As a tea enthusiast and buyer visiting these famous tea mountain areas, as you begin to grasp the stratified points of entry to the market in terms of one given tea's quality and value, an undying quest inevitably unfolds before you: to find the best tea of the highest stratum possible. But how? Who can you trust? Generally, at every level there is an incentive for merchants to embellish or fabricate stories and claims to gouge prices.  Let us not fall prey to disillusionment and blame the individual though: this issue’s core is to be found on a systemic level. Compounded with a high degree of competitiveness within its social & economic spheres, in China there is hardly any regulation or accountability in terms of factual advertising and accurate labeling of tea.  It's a jianghu.  And yet, for all the rackets and pitfalls that this economic underbelly of partiality and obfuscation creates, there's an enticing and subliminal pulse present in a transaction always worth heeding.  At the very least, the ability to do so may foil someone's idea to take advantage of you.  And then in other situations, given the right conditions and players involved, this ability has the power to open doors unimaginable in the typical business setting of the western world. 

Back down in Ya'an

View from atop Meng Ding Shan, with the river Qingyi wrapping around Ya'an, some 2000 feet below
Heading down the mountain back to Ya'an I was reminded how small a world we live in, as we were slated to meet up with an old high school friend of mine — from all the way back home in eastern North Carolina. She had recently married to a man from Chongqing and they were 9 months pregnant! Her husband, James, previously lived and began his career in Ya’an and was excited to vacation around his old stomping grounds and show them off to his new wife.  James is a self made businessman who in true Chinese gentleman style, insisted on providing the best and most impressive time to us during our time with them. We met up with his old friend and business mentor, a man recently retired from a career as a Ya’an city official. Accompanying James and his friend, everywhere we went we were treated like next to royalty. This included being ushered into backroom banquets upon arriving a tea factory or museum, meeting the president of tea companies, getting private tours, and the surreal feeling of being graduated beyond our normal traveling peasant status all of the sudden.  It was unreal.
The crew with the president of the Yue Hua Tea Company -- James' friend is behind the camera

Being graced with such well-connected company meant getting around the city, learning about tea there, and meeting folks was markedly easier.  This level of access gave us the opportunity to render contacts in the Mengshan area that would allow for us to place a reservation for a small quantity of 2020 first pluck Meng Ding Gan Lu from a source that owns acreage in higher Meng Ding.  A huge thank you goes out to Alex, James, and Jiqian.  We feel fortunate, proud, and still stoked by the impact that this impish fate-orchestrating leaf has had on us and others.  Its reputation as the great connector endures.

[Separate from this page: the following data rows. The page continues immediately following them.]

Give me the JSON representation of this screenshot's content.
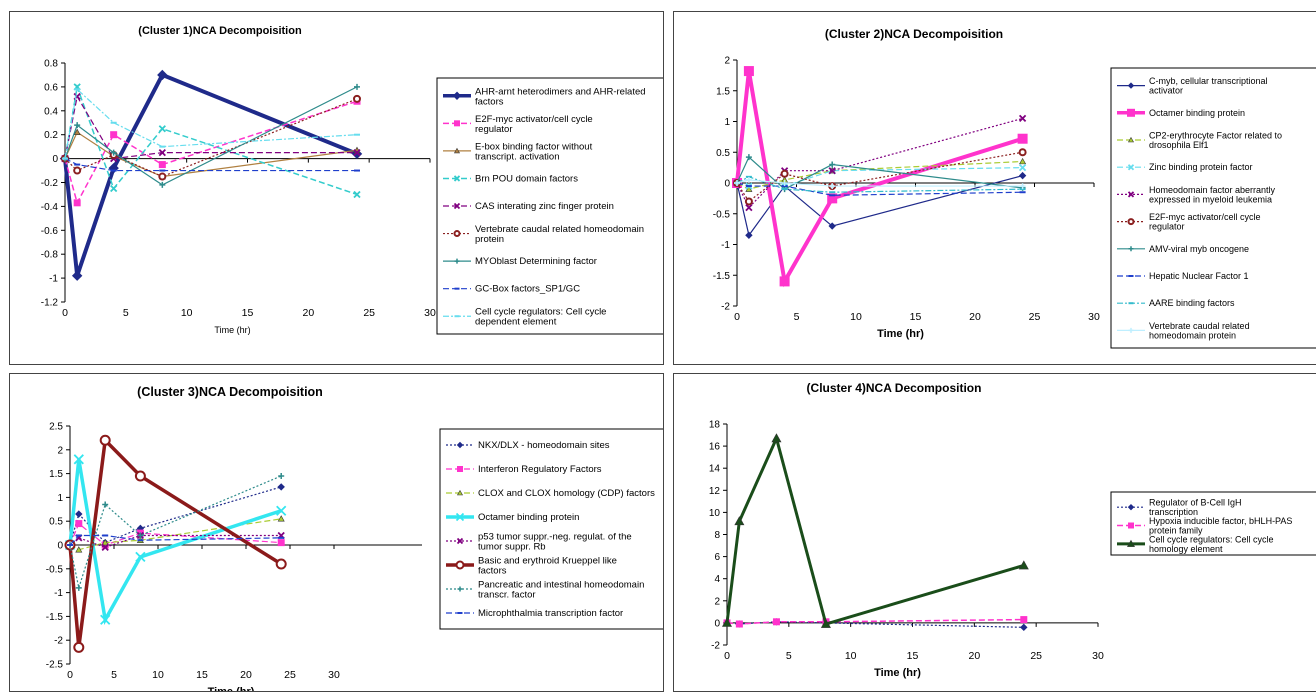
{
  "chart_data": [
    {
      "type": "line",
      "title": "(Cluster 1)NCA Decompoisition",
      "xlabel": "Time (hr)",
      "ylabel": "",
      "xlim": [
        0,
        30
      ],
      "ylim": [
        -1.2,
        0.8
      ],
      "xticks": [
        "0",
        "5",
        "10",
        "15",
        "20",
        "25",
        "30"
      ],
      "yticks": [
        "-1.2",
        "-1",
        "-0.8",
        "-0.6",
        "-0.4",
        "-0.2",
        "0",
        "0.2",
        "0.4",
        "0.6",
        "0.8"
      ],
      "x": [
        0,
        1,
        4,
        8,
        24
      ],
      "series": [
        {
          "name": "AHR-arnt heterodimers and AHR-related factors",
          "values": [
            0,
            -0.98,
            -0.08,
            0.7,
            0.04
          ],
          "color": "#1f2a8a",
          "marker": "diamond",
          "width": 4,
          "dash": ""
        },
        {
          "name": "E2F-myc activator/cell cycle regulator",
          "values": [
            0,
            -0.37,
            0.2,
            -0.05,
            0.48
          ],
          "color": "#ff33cc",
          "marker": "square",
          "width": 1.5,
          "dash": "6,3"
        },
        {
          "name": "E-box binding factor without transcript. activation",
          "values": [
            0,
            0.22,
            0.02,
            -0.15,
            0.07
          ],
          "color": "#b08040",
          "marker": "triangle",
          "width": 1.2,
          "dash": ""
        },
        {
          "name": "Brn POU domain factors",
          "values": [
            0,
            0.6,
            -0.25,
            0.25,
            -0.3
          ],
          "color": "#33cccc",
          "marker": "x",
          "width": 1.5,
          "dash": "6,3"
        },
        {
          "name": "CAS interating zinc finger protein",
          "values": [
            0,
            0.52,
            0.0,
            0.05,
            0.05
          ],
          "color": "#800080",
          "marker": "x",
          "width": 1.2,
          "dash": "6,3"
        },
        {
          "name": "Vertebrate caudal related homeodomain protein",
          "values": [
            0,
            -0.1,
            0.03,
            -0.15,
            0.5
          ],
          "color": "#8b2020",
          "marker": "circle",
          "width": 1.2,
          "dash": "2,2"
        },
        {
          "name": "MYOblast Determining factor",
          "values": [
            0,
            0.28,
            0.05,
            -0.22,
            0.6
          ],
          "color": "#2e8b8b",
          "marker": "plus",
          "width": 1.2,
          "dash": ""
        },
        {
          "name": "GC-Box factors_SP1/GC",
          "values": [
            0,
            -0.05,
            -0.1,
            -0.1,
            -0.1
          ],
          "color": "#1f3fcc",
          "marker": "dash",
          "width": 1.2,
          "dash": "6,3"
        },
        {
          "name": "Cell cycle regulators: Cell cycle dependent element",
          "values": [
            0,
            0.58,
            0.3,
            0.1,
            0.2
          ],
          "color": "#66ddee",
          "marker": "dash",
          "width": 1.2,
          "dash": "6,2,2,2"
        }
      ]
    },
    {
      "type": "line",
      "title": "(Cluster 2)NCA Decompoisition",
      "xlabel": "Time (hr)",
      "ylabel": "",
      "xlim": [
        0,
        30
      ],
      "ylim": [
        -2,
        2
      ],
      "xticks": [
        "0",
        "5",
        "10",
        "15",
        "20",
        "25",
        "30"
      ],
      "yticks": [
        "-2",
        "-1.5",
        "-1",
        "-0.5",
        "0",
        "0.5",
        "1",
        "1.5",
        "2"
      ],
      "x": [
        0,
        1,
        4,
        8,
        24
      ],
      "series": [
        {
          "name": "C-myb, cellular transcriptional activator",
          "values": [
            0,
            -0.85,
            -0.05,
            -0.7,
            0.12
          ],
          "color": "#1f2a8a",
          "marker": "diamond",
          "width": 1.2,
          "dash": ""
        },
        {
          "name": "Octamer binding protein",
          "values": [
            0,
            1.82,
            -1.6,
            -0.25,
            0.72
          ],
          "color": "#ff33cc",
          "marker": "square",
          "width": 4,
          "dash": ""
        },
        {
          "name": "CP2-erythrocyte Factor related to drosophila Elf1",
          "values": [
            0,
            -0.1,
            0.05,
            0.2,
            0.35
          ],
          "color": "#aacc33",
          "marker": "triangle",
          "width": 1.2,
          "dash": "6,3"
        },
        {
          "name": "Zinc binding protein factor",
          "values": [
            0,
            -0.05,
            -0.05,
            0.2,
            0.25
          ],
          "color": "#66ddee",
          "marker": "x",
          "width": 1.2,
          "dash": "6,3"
        },
        {
          "name": "Homeodomain factor aberrantly expressed in myeloid leukemia",
          "values": [
            0,
            -0.4,
            0.2,
            0.2,
            1.05
          ],
          "color": "#800080",
          "marker": "x",
          "width": 1.2,
          "dash": "2,2"
        },
        {
          "name": "E2F-myc activator/cell cycle regulator",
          "values": [
            0,
            -0.3,
            0.15,
            -0.05,
            0.5
          ],
          "color": "#8b2020",
          "marker": "circle",
          "width": 1.2,
          "dash": "2,2"
        },
        {
          "name": "AMV-viral myb oncogene",
          "values": [
            0,
            0.42,
            -0.1,
            0.3,
            -0.08
          ],
          "color": "#2e8b8b",
          "marker": "plus",
          "width": 1.2,
          "dash": ""
        },
        {
          "name": "Hepatic Nuclear Factor 1",
          "values": [
            0,
            -0.05,
            -0.05,
            -0.2,
            -0.15
          ],
          "color": "#1f3fcc",
          "marker": "dash",
          "width": 1.2,
          "dash": "6,3"
        },
        {
          "name": "AARE binding factors",
          "values": [
            0,
            0.1,
            -0.1,
            -0.15,
            -0.1
          ],
          "color": "#33bbcc",
          "marker": "dash",
          "width": 1.2,
          "dash": "6,2,2,2"
        },
        {
          "name": "Vertebrate caudal related homeodomain protein",
          "values": [
            0,
            0.05,
            0.0,
            -0.05,
            -0.05
          ],
          "color": "#bfefff",
          "marker": "plus",
          "width": 1.2,
          "dash": ""
        }
      ]
    },
    {
      "type": "line",
      "title": "(Cluster 3)NCA Decompoisition",
      "xlabel": "Time (hr)",
      "ylabel": "",
      "xlim": [
        0,
        40
      ],
      "ylim": [
        -2.5,
        2.5
      ],
      "xticks": [
        "0",
        "5",
        "10",
        "15",
        "20",
        "25",
        "30"
      ],
      "yticks": [
        "-2.5",
        "-2",
        "-1.5",
        "-1",
        "-0.5",
        "0",
        "0.5",
        "1",
        "1.5",
        "2",
        "2.5"
      ],
      "x": [
        0,
        1,
        4,
        8,
        24
      ],
      "series": [
        {
          "name": "NKX/DLX - homeodomain sites",
          "values": [
            0,
            0.65,
            0.05,
            0.35,
            1.22
          ],
          "color": "#1f2a8a",
          "marker": "diamond",
          "width": 1.2,
          "dash": "2,2"
        },
        {
          "name": "Interferon Regulatory Factors",
          "values": [
            0,
            0.45,
            0.0,
            0.25,
            0.05
          ],
          "color": "#ff33cc",
          "marker": "square",
          "width": 1.2,
          "dash": "6,3"
        },
        {
          "name": "CLOX and CLOX homology (CDP) factors",
          "values": [
            0,
            -0.1,
            0.05,
            0.1,
            0.55
          ],
          "color": "#aacc33",
          "marker": "triangle",
          "width": 1.2,
          "dash": "6,3"
        },
        {
          "name": "Octamer binding protein",
          "values": [
            0,
            1.8,
            -1.57,
            -0.25,
            0.72
          ],
          "color": "#33e6f0",
          "marker": "x",
          "width": 3.5,
          "dash": ""
        },
        {
          "name": "p53 tumor suppr.-neg. regulat. of the tumor suppr. Rb",
          "values": [
            0,
            0.15,
            -0.05,
            0.2,
            0.2
          ],
          "color": "#800080",
          "marker": "x",
          "width": 1.2,
          "dash": "2,2"
        },
        {
          "name": "Basic and erythroid Kruеppel like factors",
          "values": [
            0,
            -2.15,
            2.2,
            1.45,
            -0.4
          ],
          "color": "#8b1a1a",
          "marker": "circle",
          "width": 3.5,
          "dash": ""
        },
        {
          "name": "Pancreatic and intestinal homeodomain transcr. factor",
          "values": [
            0,
            -0.9,
            0.85,
            0.2,
            1.45
          ],
          "color": "#2e8b8b",
          "marker": "plus",
          "width": 1.2,
          "dash": "2,2"
        },
        {
          "name": "Microphthalmia transcription factor",
          "values": [
            0,
            0.2,
            0.2,
            0.1,
            0.15
          ],
          "color": "#1f3fcc",
          "marker": "dash",
          "width": 1.2,
          "dash": "6,3"
        }
      ]
    },
    {
      "type": "line",
      "title": "(Cluster 4)NCA Decomposition",
      "xlabel": "Time (hr)",
      "ylabel": "",
      "xlim": [
        0,
        30
      ],
      "ylim": [
        -2,
        18
      ],
      "xticks": [
        "0",
        "5",
        "10",
        "15",
        "20",
        "25",
        "30"
      ],
      "yticks": [
        "-2",
        "0",
        "2",
        "4",
        "6",
        "8",
        "10",
        "12",
        "14",
        "16",
        "18"
      ],
      "x": [
        0,
        1,
        4,
        8,
        24
      ],
      "series": [
        {
          "name": "Regulator of B-Cell IgH transcription",
          "values": [
            0,
            -0.1,
            0.1,
            0.0,
            -0.4
          ],
          "color": "#1f2a8a",
          "marker": "diamond",
          "width": 1.2,
          "dash": "2,2"
        },
        {
          "name": "Hypoxia inducible factor, bHLH-PAS protein family",
          "values": [
            0,
            -0.1,
            0.1,
            0.1,
            0.3
          ],
          "color": "#ff33cc",
          "marker": "square",
          "width": 1.5,
          "dash": "6,3"
        },
        {
          "name": "Cell cycle regulators: Cell cycle homology element",
          "values": [
            0,
            9.2,
            16.7,
            -0.1,
            5.2
          ],
          "color": "#1a4d1a",
          "marker": "triangle",
          "width": 3,
          "dash": ""
        }
      ]
    }
  ]
}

Rivers & Lakes Tea's 2020 Meng Ding Gan Lu

Our adventures weren't over yet in the Meng Ding / Ya'an area. We were about to learn about a special type of post-fermented Hei cha, visit an extravagant tea themed hotel, and get a rare gritty look at the production of some of the poorest quality tea out there... not something visitors would typically get access to. To be continued in part II of this series.

Travel blog post by Gus, June 23 2020

One comment on “Sichuan PART I: Summiting Meng Ding”

  1. Sooooo interesting as I am learning more about your teas! I guess the seven trees in a fence are like bonsai from pruning??????
    BTW I am still trying to access your wonderful maps using my laptop. I have seen them by accident from time to time but would love to be able to reference them on demand.